7/11: So I moved my day of relaxation to today, no harm done, and I can never get over how decadent it feels to do absolutely nothing. Though my go go tried to drop zindle off for another all day stint and bolt I tracked her down and pushed my guilt aside when I explained my need for some personal time. She then pretended she didn't understand me and plopped Zindle down. I repeated myself, "Ngicela ukuphumula oyedwa namhlanje, go go." She didn't talk to me the rest of the day. Other than the iron curtain, it was an absolutely wonderful day of nothingness.
7/12: I spent all day doing my quarterly report for Peace Corps, they don't call the American government the biggest bureaucracy in the world for nothing.

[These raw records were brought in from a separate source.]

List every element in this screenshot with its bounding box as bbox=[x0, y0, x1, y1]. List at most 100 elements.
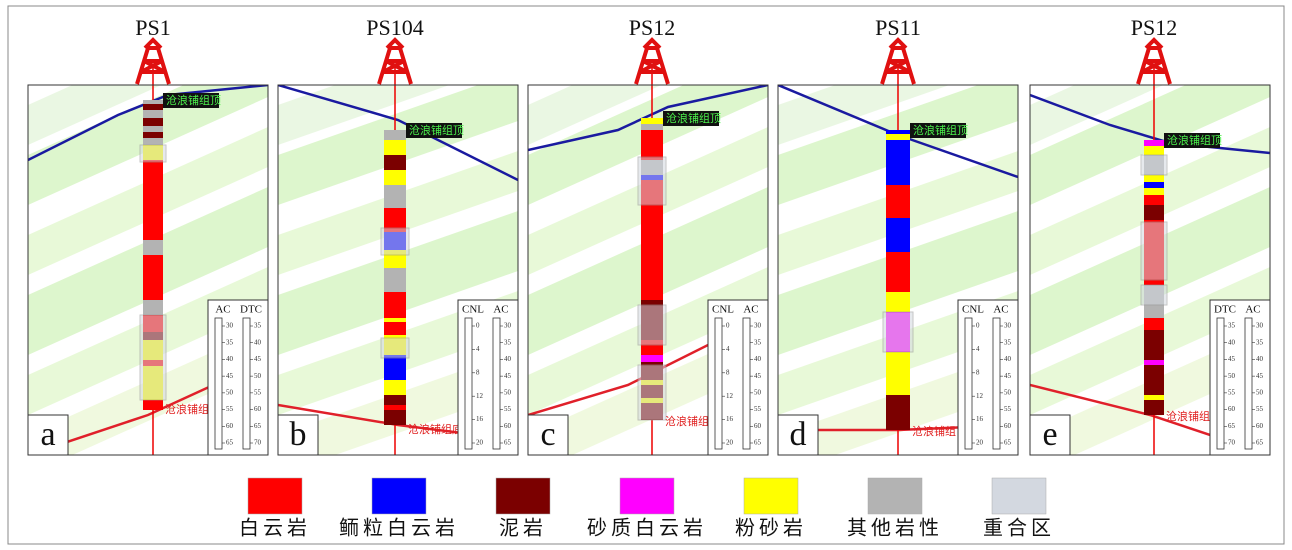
scale-tick-label: 70 bbox=[254, 439, 262, 447]
scale-tick-label: 55 bbox=[1004, 405, 1012, 413]
scale-tick-label: 65 bbox=[226, 439, 234, 447]
overlap-zone bbox=[381, 228, 409, 255]
scale-tick-label: 30 bbox=[504, 322, 512, 330]
panel-letter: d bbox=[790, 416, 807, 453]
bottom-label: 沧浪铺组底 bbox=[408, 422, 463, 436]
scale-name: AC bbox=[993, 304, 1008, 316]
lithology-segment bbox=[143, 104, 163, 110]
scale-tick-label: 60 bbox=[1256, 422, 1264, 430]
scale-tick-label: 55 bbox=[1228, 388, 1236, 396]
panel: 沧浪铺组顶沧浪铺组PS11dCNL048121620AC303540455055… bbox=[778, 15, 1018, 475]
legend-label: 泥岩 bbox=[499, 517, 547, 540]
overlap-zone bbox=[140, 145, 166, 162]
legend-swatch bbox=[868, 478, 922, 514]
top-label: 沧浪铺组顶 bbox=[1167, 133, 1222, 147]
panel-letter: a bbox=[40, 416, 55, 453]
top-label: 沧浪铺组顶 bbox=[913, 123, 968, 137]
scale-tick-label: 70 bbox=[1228, 439, 1236, 447]
lithology-segment bbox=[886, 130, 910, 134]
lithology-segment bbox=[384, 380, 406, 395]
scale-tick-label: 45 bbox=[754, 372, 762, 380]
lithology-segment bbox=[1144, 146, 1164, 155]
lithology-segment bbox=[384, 405, 406, 410]
overlap-zone bbox=[381, 338, 409, 358]
scale-tick-label: 45 bbox=[254, 355, 262, 363]
overlap-zone bbox=[638, 305, 666, 345]
lithology-segment bbox=[143, 118, 163, 126]
scale-tick-label: 8 bbox=[976, 368, 980, 376]
well-name: PS12 bbox=[1131, 15, 1177, 40]
scale-tick-label: 35 bbox=[754, 338, 762, 346]
lithology-segment bbox=[1144, 395, 1164, 400]
lithology-segment bbox=[1144, 305, 1164, 318]
legend-label: 重合区 bbox=[983, 517, 1055, 540]
lithology-segment bbox=[1144, 188, 1164, 195]
scale-bar bbox=[1245, 318, 1252, 449]
lithology-segment bbox=[143, 100, 163, 104]
lithology-segment bbox=[886, 292, 910, 312]
scale-tick-label: 40 bbox=[226, 355, 234, 363]
scale-tick-label: 35 bbox=[226, 338, 234, 346]
lithology-segment bbox=[886, 218, 910, 252]
scale-bar bbox=[493, 318, 500, 449]
lithology-segment bbox=[143, 126, 163, 132]
scale-tick-label: 50 bbox=[1004, 388, 1012, 396]
scale-name: CNL bbox=[462, 304, 484, 316]
legend-swatch bbox=[248, 478, 302, 514]
panel: 沧浪铺组顶沧浪铺组底PS12eDTC3540455055606570AC3035… bbox=[1030, 0, 1270, 475]
legend-label: 其他岩性 bbox=[847, 517, 943, 540]
scale-tick-label: 35 bbox=[254, 322, 262, 330]
figure: 沧浪铺组顶沧浪铺组底PS1aAC3035404550556065DTC35404… bbox=[0, 0, 1292, 550]
lithology-segment bbox=[886, 252, 910, 292]
well-name: PS12 bbox=[629, 15, 675, 40]
legend-swatch bbox=[620, 478, 674, 514]
scale-tick-label: 12 bbox=[726, 392, 734, 400]
overlap-zone bbox=[140, 315, 166, 400]
panel-letter: e bbox=[1042, 416, 1057, 453]
scale-tick-label: 12 bbox=[976, 392, 984, 400]
scale-tick-label: 55 bbox=[254, 388, 262, 396]
scale-tick-label: 65 bbox=[254, 422, 262, 430]
lithology-segment bbox=[886, 140, 910, 185]
panel: 沧浪铺组顶沧浪铺组底PS1aAC3035404550556065DTC35404… bbox=[28, 0, 268, 475]
legend-label: 粉砂岩 bbox=[735, 517, 807, 540]
well-name: PS11 bbox=[875, 15, 921, 40]
lithology-segment bbox=[384, 140, 406, 155]
scale-tick-label: 60 bbox=[1004, 422, 1012, 430]
overlap-zone bbox=[883, 312, 913, 352]
lithology-segment bbox=[143, 300, 163, 315]
overlap-zone bbox=[1141, 222, 1167, 280]
scale-tick-label: 30 bbox=[226, 322, 234, 330]
scale-tick-label: 65 bbox=[1256, 439, 1264, 447]
legend-swatch bbox=[372, 478, 426, 514]
scale-tick-label: 4 bbox=[476, 345, 480, 353]
scale-tick-label: 60 bbox=[754, 422, 762, 430]
scale-tick-label: 55 bbox=[1256, 405, 1264, 413]
scale-tick-label: 8 bbox=[726, 368, 730, 376]
lithology-segment bbox=[1144, 360, 1164, 365]
scale-tick-label: 35 bbox=[1004, 338, 1012, 346]
well-name: PS1 bbox=[135, 15, 170, 40]
lithology-segment bbox=[384, 185, 406, 208]
scale-tick-label: 4 bbox=[976, 345, 980, 353]
scale-bar bbox=[243, 318, 250, 449]
lithology-segment bbox=[143, 110, 163, 118]
lithology-segment bbox=[641, 124, 663, 130]
scale-tick-label: 55 bbox=[226, 405, 234, 413]
lithology-segment bbox=[1144, 182, 1164, 188]
scale-tick-label: 50 bbox=[254, 372, 262, 380]
scale-tick-label: 16 bbox=[476, 415, 484, 423]
scale-tick-label: 12 bbox=[476, 392, 484, 400]
legend-swatch bbox=[992, 478, 1046, 514]
scale-tick-label: 40 bbox=[1228, 338, 1236, 346]
scale-tick-label: 60 bbox=[254, 405, 262, 413]
lithology-segment bbox=[886, 352, 910, 395]
scale-tick-label: 30 bbox=[1004, 322, 1012, 330]
lithology-segment bbox=[641, 200, 663, 300]
scale-bar bbox=[715, 318, 722, 449]
scale-bar bbox=[465, 318, 472, 449]
scale-tick-label: 0 bbox=[476, 322, 480, 330]
top-label: 沧浪铺组顶 bbox=[409, 123, 464, 137]
well-name: PS104 bbox=[366, 15, 423, 40]
scale-tick-label: 55 bbox=[754, 405, 762, 413]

7/13: Today I visited a Dutch youth group who's building a church down the path from my organization. It's interesting because they're cycling groups in to build it but Nondweni has a 90% unemployment rate and a huge pool of competent unemployed construction workers. I, of course, have taken jobs out of an un/underemployed workforce to do the very same thing several times over so I am in no place to judge. I guess it just looks different when you're (almost) on the other side. After three days of my go go giving me the cold shoulder I asked her what was wrong. She was pretty short with me so when she went to my organization for the weekly go go summit I asked my supervisor to talk to her. I thought for sure I was doing something that was offending her and with a culture that couldn't get more indirect, she would never tell me. Well I found out that she was upset that she didn't have the money to perform a ceremony for her son that passed away, which is done a year after the death. This involves several sacrifices to the ancestors, lots of food and relatives and a sangoma (witch doctor). She was heart sick for her dead son and was reminded of her loss on the one year anniversary of his death. So she doesn't hate me, she just misses her babies (another one of her sons passed away a few years ago).